LE MARTIN-PÊCHEUR A MANGÉ MON POISSON ROUGE

LE MARTIN-PÊCHEUR A MANGÉ MON POISSON ROUGE

J’avais reçu Bobby le jour de mon anniversaire.
C’était un très joli poisson rouge, un cyprin doré.
Je lui avais procuré un bocal en verre.
Il nageait en rond et gonflait ses joues d’un air navré.

Comme il s’ennuyait dans cette petite superficie,
j’entrepris de lui faire prendre l’air au bord du lac.
De découvrir ses alentours et ses arbres fleuris.
Dans son récipient, il voguait en zigzag.

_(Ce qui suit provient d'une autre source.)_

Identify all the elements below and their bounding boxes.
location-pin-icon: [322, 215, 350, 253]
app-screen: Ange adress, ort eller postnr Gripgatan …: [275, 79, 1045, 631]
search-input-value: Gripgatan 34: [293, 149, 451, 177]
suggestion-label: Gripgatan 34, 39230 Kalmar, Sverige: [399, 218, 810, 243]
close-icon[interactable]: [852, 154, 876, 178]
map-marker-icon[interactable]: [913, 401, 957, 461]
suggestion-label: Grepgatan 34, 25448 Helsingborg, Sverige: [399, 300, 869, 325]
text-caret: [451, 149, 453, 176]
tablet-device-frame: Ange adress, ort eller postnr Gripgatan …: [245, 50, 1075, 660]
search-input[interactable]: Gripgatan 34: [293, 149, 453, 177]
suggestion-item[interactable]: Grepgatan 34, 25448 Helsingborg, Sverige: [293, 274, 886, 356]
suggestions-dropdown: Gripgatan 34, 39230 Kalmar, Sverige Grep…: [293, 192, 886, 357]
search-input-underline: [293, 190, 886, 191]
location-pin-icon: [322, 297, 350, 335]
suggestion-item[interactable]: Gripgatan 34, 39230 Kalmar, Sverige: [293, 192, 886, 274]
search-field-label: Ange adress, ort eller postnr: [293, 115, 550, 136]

« Oh regarde », lui dis-je, une sauterelle vert olive.
Je la pris par la patte mais elle s’éclipsa.
Des oiseaux pépiaient, il s’agissait de grives.
La tranquillité berçait les mimosas.

C’était sans compter la présence d’un volatile affamé.
Je l’avais bien aperçu dans son peignoir moucheté turquoise.
Le corps court et trapu, le bec long et affiné.
Qui aurait cru qu’il confondrait Bobby avec une framboise ?

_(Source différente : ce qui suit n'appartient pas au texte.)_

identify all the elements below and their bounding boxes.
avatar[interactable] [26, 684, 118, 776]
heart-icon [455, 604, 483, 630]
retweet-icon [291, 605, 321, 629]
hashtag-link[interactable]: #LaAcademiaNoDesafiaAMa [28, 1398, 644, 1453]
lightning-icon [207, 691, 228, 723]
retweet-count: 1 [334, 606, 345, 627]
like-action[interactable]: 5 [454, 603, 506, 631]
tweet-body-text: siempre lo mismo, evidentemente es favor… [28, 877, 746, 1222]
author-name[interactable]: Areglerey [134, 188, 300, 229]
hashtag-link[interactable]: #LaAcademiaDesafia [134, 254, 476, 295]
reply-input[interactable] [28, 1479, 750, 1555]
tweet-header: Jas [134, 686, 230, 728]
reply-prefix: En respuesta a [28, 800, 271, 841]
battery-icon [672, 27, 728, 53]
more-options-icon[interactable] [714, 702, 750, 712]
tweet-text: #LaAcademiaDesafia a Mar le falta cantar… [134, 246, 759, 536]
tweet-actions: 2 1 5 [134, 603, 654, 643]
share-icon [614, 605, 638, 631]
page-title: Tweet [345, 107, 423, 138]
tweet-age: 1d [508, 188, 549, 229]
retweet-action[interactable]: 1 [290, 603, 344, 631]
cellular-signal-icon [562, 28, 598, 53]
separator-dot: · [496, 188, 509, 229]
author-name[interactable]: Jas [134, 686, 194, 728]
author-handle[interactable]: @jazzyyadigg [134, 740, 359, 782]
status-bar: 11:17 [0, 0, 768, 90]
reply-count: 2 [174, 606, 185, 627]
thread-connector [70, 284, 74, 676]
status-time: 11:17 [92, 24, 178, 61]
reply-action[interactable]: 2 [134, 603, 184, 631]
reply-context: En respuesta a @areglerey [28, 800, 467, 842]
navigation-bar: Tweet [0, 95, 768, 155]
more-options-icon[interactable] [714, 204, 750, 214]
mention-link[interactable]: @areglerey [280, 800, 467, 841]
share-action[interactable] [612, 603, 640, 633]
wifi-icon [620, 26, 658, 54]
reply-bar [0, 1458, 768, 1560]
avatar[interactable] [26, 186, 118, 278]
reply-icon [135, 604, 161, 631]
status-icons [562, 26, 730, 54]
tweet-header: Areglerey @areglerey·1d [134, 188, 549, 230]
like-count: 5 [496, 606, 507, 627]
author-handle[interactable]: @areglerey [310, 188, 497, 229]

Soudain, il percuta la surface de l’eau
à la suite d’un fulgurant plongeon en flèche.
Là où la bouche de mon poisson rouge formait un O.
Et il s’en empara comme une canne à pêche.

Hébétée, je restai les yeux et la bouche grands ouverts.
Une colère blanche s’installa en moi, un cauchemar.
Je l’engueulai comme du poisson pourri d’un ton amer:
« Assassin, assassin , rends-moi mon poisson, tête de lard ! »

Mais rien n’y fit, Bobby n’était plus là.
Le pot transparent était inhabité.
Le martin-pêcheur l’avait choisi comme repas.
Et moi je suis rentrée toute déconcertée.